Unfortunately, after horrific acts motivated by ideology or committed in the name of religion, religious communities are often quick to disassociate from the perpetrator. When Yishai Schlissel, a haredi Orthodox ex-convict, stabbed six marchers at the Jerusalem Pride Parade last summer — murdering 16-year-old Shira Banki — Jewish community leaders, including many Orthodox voices, did not hesitate to condemn the attack. Yet many of these leaders asserted that Schlissel’s views do not represent Judaism or Torah. I disagree. As a committed Jew, I acknowledge with sadness that Schlissel’s views do represent certain aspects of our religious tradition. We have critical work to do to challenge these currents of bigotry rather than disregard them.

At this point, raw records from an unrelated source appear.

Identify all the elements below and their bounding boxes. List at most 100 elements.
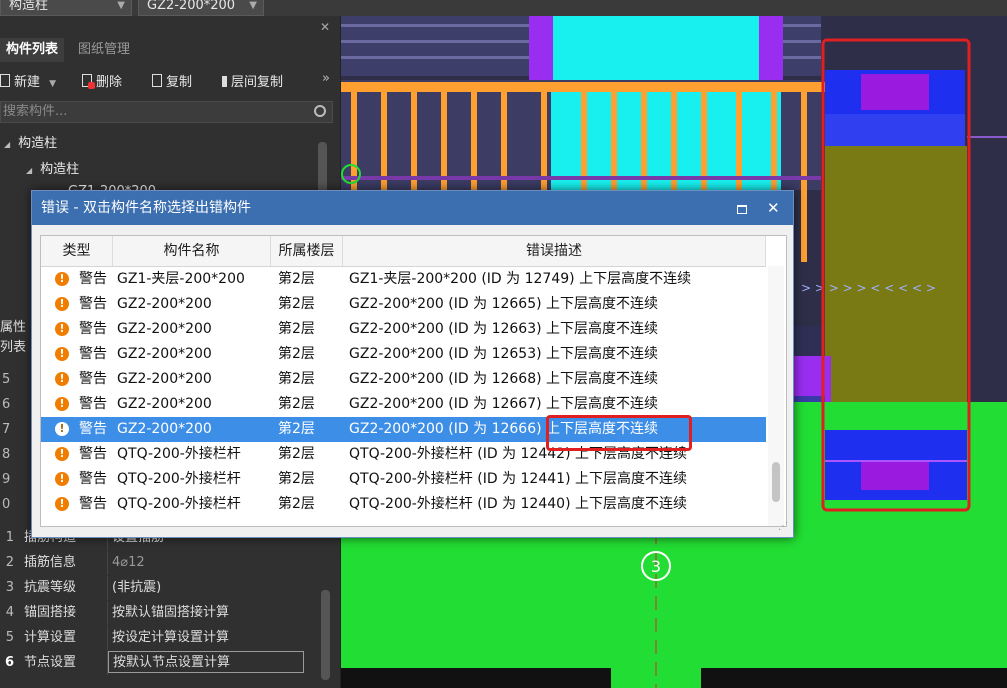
maximize-icon[interactable] bbox=[737, 205, 747, 214]
chevron-down-icon: ▼ bbox=[117, 0, 125, 11]
table-row[interactable]: ! 警告 QTQ-200-外接栏杆 第2层 QTQ-200-外接栏杆 (ID 为 124… bbox=[41, 467, 766, 492]
property-row[interactable]: 6 节点设置 按默认节点设置计算 bbox=[0, 651, 318, 675]
cell-name[interactable]: QTQ-200-外接栏杆 bbox=[117, 442, 241, 467]
table-row[interactable]: ! 警告 GZ2-200*200 第2层 GZ2-200*200 (ID 为 12653… bbox=[41, 342, 766, 367]
cell-name[interactable]: GZ1-夹层-200*200 bbox=[117, 267, 245, 292]
properties-scrollbar[interactable] bbox=[321, 590, 330, 680]
resize-grip-icon[interactable]: ⋰ bbox=[778, 521, 788, 532]
property-value[interactable]: 4⌀12 bbox=[112, 551, 145, 575]
properties-partial-rows: 5 6 7 8 9 0 bbox=[0, 340, 30, 530]
table-row[interactable]: ! 警告 GZ2-200*200 第2层 GZ2-200*200 (ID 为 12665… bbox=[41, 292, 766, 317]
component-name-value: GZ2-200*200 bbox=[147, 0, 236, 13]
grid-scrollbar[interactable] bbox=[768, 266, 784, 526]
floor-copy-icon bbox=[222, 76, 227, 87]
expand-icon[interactable]: ◢ bbox=[4, 140, 10, 149]
row-number: 5 bbox=[5, 630, 14, 645]
cell-name[interactable]: GZ2-200*200 bbox=[117, 317, 212, 342]
svg-text:> > > > > < < < < >: > > > > > < < < < > bbox=[801, 281, 936, 295]
copy-button[interactable]: 复制 bbox=[152, 71, 192, 90]
top-toolbar: 构造柱 ▼ GZ2-200*200 ▼ bbox=[0, 0, 1007, 16]
grid-header: 类型 构件名称 所属楼层 错误描述 bbox=[41, 236, 766, 267]
dialog-titlebar[interactable]: 错误 - 双击构件名称选择出错构件 ✕ bbox=[32, 191, 793, 225]
warning-icon: ! bbox=[55, 322, 69, 336]
property-row[interactable]: 2 插筋信息 4⌀12 bbox=[0, 551, 318, 575]
warning-icon: ! bbox=[55, 497, 69, 511]
row-number: 6 bbox=[4, 655, 14, 670]
error-grid: 类型 构件名称 所属楼层 错误描述 ! 警告 GZ1-夹层-200*200 第2层 GZ… bbox=[40, 235, 787, 527]
property-row[interactable]: 4 锚固搭接 按默认锚固搭接计算 bbox=[0, 601, 318, 625]
tab-drawing-management[interactable]: 图纸管理 bbox=[72, 38, 136, 62]
search-input[interactable]: 搜索构件... bbox=[0, 101, 333, 123]
property-name: 插筋信息 bbox=[24, 555, 77, 570]
search-icon[interactable] bbox=[314, 105, 326, 117]
tree-child[interactable]: ◢ 构造柱 bbox=[26, 158, 79, 177]
properties-header: 属性列表 bbox=[0, 320, 27, 355]
cell-description: GZ1-夹层-200*200 (ID 为 12749) 上下层高度不连续 bbox=[349, 271, 692, 287]
copy-icon bbox=[152, 74, 162, 87]
warning-icon: ! bbox=[55, 372, 69, 386]
row-number: 3 bbox=[5, 580, 14, 595]
cell-floor: 第2层 bbox=[278, 371, 315, 387]
tab-component-list[interactable]: 构件列表 bbox=[0, 38, 65, 62]
cell-type: 警告 bbox=[79, 346, 107, 362]
column-header-name[interactable]: 构件名称 bbox=[113, 236, 271, 266]
new-button[interactable]: 新建 ▼ bbox=[0, 71, 56, 90]
cell-floor: 第2层 bbox=[278, 496, 315, 512]
more-button[interactable]: » bbox=[322, 71, 330, 86]
cell-name[interactable]: GZ2-200*200 bbox=[117, 342, 212, 367]
table-row[interactable]: ! 警告 GZ2-200*200 第2层 GZ2-200*200 (ID 为 12667… bbox=[41, 392, 766, 417]
warning-icon: ! bbox=[55, 447, 69, 461]
property-row[interactable]: 5 计算设置 按设定计算设置计算 bbox=[0, 626, 318, 650]
warning-icon: ! bbox=[55, 472, 69, 486]
table-row[interactable]: ! 警告 GZ2-200*200 第2层 GZ2-200*200 (ID 为 12668… bbox=[41, 367, 766, 392]
row-number: 0 bbox=[2, 497, 11, 512]
table-row[interactable]: ! 警告 GZ2-200*200 第2层 GZ2-200*200 (ID 为 12663… bbox=[41, 317, 766, 342]
property-value[interactable]: (非抗震) bbox=[112, 576, 161, 600]
column-header-description[interactable]: 错误描述 bbox=[343, 236, 766, 266]
property-value[interactable]: 按设定计算设置计算 bbox=[112, 626, 229, 650]
cell-name[interactable]: QTQ-200-外接栏杆 bbox=[117, 467, 241, 492]
cell-type: 警告 bbox=[79, 321, 107, 337]
column-header-type[interactable]: 类型 bbox=[41, 236, 113, 266]
cell-floor: 第2层 bbox=[278, 321, 315, 337]
cell-name[interactable]: GZ2-200*200 bbox=[117, 417, 212, 442]
cell-description: GZ2-200*200 (ID 为 12653) 上下层高度不连续 bbox=[349, 346, 659, 362]
property-value[interactable]: 按默认节点设置计算 bbox=[108, 651, 304, 673]
chevron-down-icon: ▼ bbox=[249, 0, 257, 11]
close-icon[interactable]: ✕ bbox=[320, 20, 330, 34]
delete-button[interactable]: 删除 bbox=[82, 71, 122, 90]
row-number: 6 bbox=[2, 397, 11, 412]
warning-icon: ! bbox=[55, 422, 69, 436]
cell-floor: 第2层 bbox=[278, 271, 315, 287]
tree-root[interactable]: ◢ 构造柱 bbox=[4, 132, 57, 151]
cell-name[interactable]: GZ2-200*200 bbox=[117, 292, 212, 317]
cell-description: GZ2-200*200 (ID 为 12668) 上下层高度不连续 bbox=[349, 371, 659, 387]
scroll-thumb[interactable] bbox=[772, 462, 780, 502]
cell-name[interactable]: QTQ-200-外接栏杆 bbox=[117, 492, 241, 517]
component-name-combo[interactable]: GZ2-200*200 ▼ bbox=[138, 0, 264, 16]
cell-floor: 第2层 bbox=[278, 346, 315, 362]
cell-floor: 第2层 bbox=[278, 296, 315, 312]
property-name: 锚固搭接 bbox=[24, 605, 77, 620]
cell-floor: 第2层 bbox=[278, 471, 315, 487]
floor-copy-button[interactable]: 层间复制 bbox=[222, 71, 283, 90]
cell-name[interactable]: GZ2-200*200 bbox=[117, 392, 212, 417]
table-row[interactable]: ! 警告 QTQ-200-外接栏杆 第2层 QTQ-200-外接栏杆 (ID 为 124… bbox=[41, 492, 766, 517]
cell-type: 警告 bbox=[79, 271, 107, 287]
column-header-floor[interactable]: 所属楼层 bbox=[271, 236, 343, 266]
cell-description: GZ2-200*200 (ID 为 12663) 上下层高度不连续 bbox=[349, 321, 659, 337]
cell-description: GZ2-200*200 (ID 为 12667) 上下层高度不连续 bbox=[349, 396, 659, 412]
cell-name[interactable]: GZ2-200*200 bbox=[117, 367, 212, 392]
row-number: 7 bbox=[2, 422, 11, 437]
property-name: 计算设置 bbox=[24, 630, 77, 645]
close-icon[interactable]: ✕ bbox=[767, 191, 780, 225]
property-row[interactable]: 3 抗震等级 (非抗震) bbox=[0, 576, 318, 600]
cell-type: 警告 bbox=[79, 396, 107, 412]
warning-icon: ! bbox=[55, 397, 69, 411]
row-number: 2 bbox=[5, 555, 14, 570]
property-name: 抗震等级 bbox=[24, 580, 77, 595]
expand-icon[interactable]: ◢ bbox=[26, 166, 32, 175]
property-value[interactable]: 按默认锚固搭接计算 bbox=[112, 601, 229, 625]
table-row[interactable]: ! 警告 GZ1-夹层-200*200 第2层 GZ1-夹层-200*200 (ID 为… bbox=[41, 267, 766, 292]
component-type-combo[interactable]: 构造柱 ▼ bbox=[0, 0, 132, 16]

As a queer Jew, the solidarity I seek from other Jews is not simply ignoring the passages of Torah that are used to discriminate against LGBTQ people. I seek recognition that homophobia and transphobia actively exist in our modern Jewish community and are perversions within our interpretive tradition. I seek the acknowledgment that religion is too often used to justify discrimination against LGBTQ people. By acknowledging this painful reality, we have the opportunity to condemn the ugliness in our tradition and still hold up all that is beautiful.
As part of my work at Keshet, a national organization working for LGBTQ equality and inclusion in Jewish life, my colleagues and I host a series of Shabbatonim for LGBTQ and ally teens. Each time we host a Shabbaton, I am struck by how many of the teens share that they’ve never before felt so validated, seen and free.
“At the Shabbaton, I finally felt like there was no part of myself I needed to hide, and I was able to embrace myself in its entirety,” a gay teen recently wrote to me.
Nearly all the teens who participate in our Shabbatonim are part of Jewish communities that would describe themselves as inclusive. Most of them have very supportive parents. They attend high schools with gay-straight alliances. So how is it that kids who have so much support in their lives still feel so alone in the world as queer Jewish teens? Our leaders are clearly falling short. The sign posts for inclusion must be more visible. The language of support must be audible all year round, not only during Pride month or after a tragedy.
It shouldn’t take a crisis like the Orlando shooting to catalyze religious leaders’ support for LGBTQ people. In the coming weeks and months, I hope to see people in faith communities — and political leaders of many religious backgrounds — take a bold step toward equality for LGBTQ people beyond attending a vigil or producing a statement.
Just as we are hearing a growing chorus of voices reject the “thoughts and prayers” of politicians and demand action for gun reform, I call on all who offer solidarity with the LGBTQ community to continue to stand with us as we move forward. Solidarity must outlast our mourning.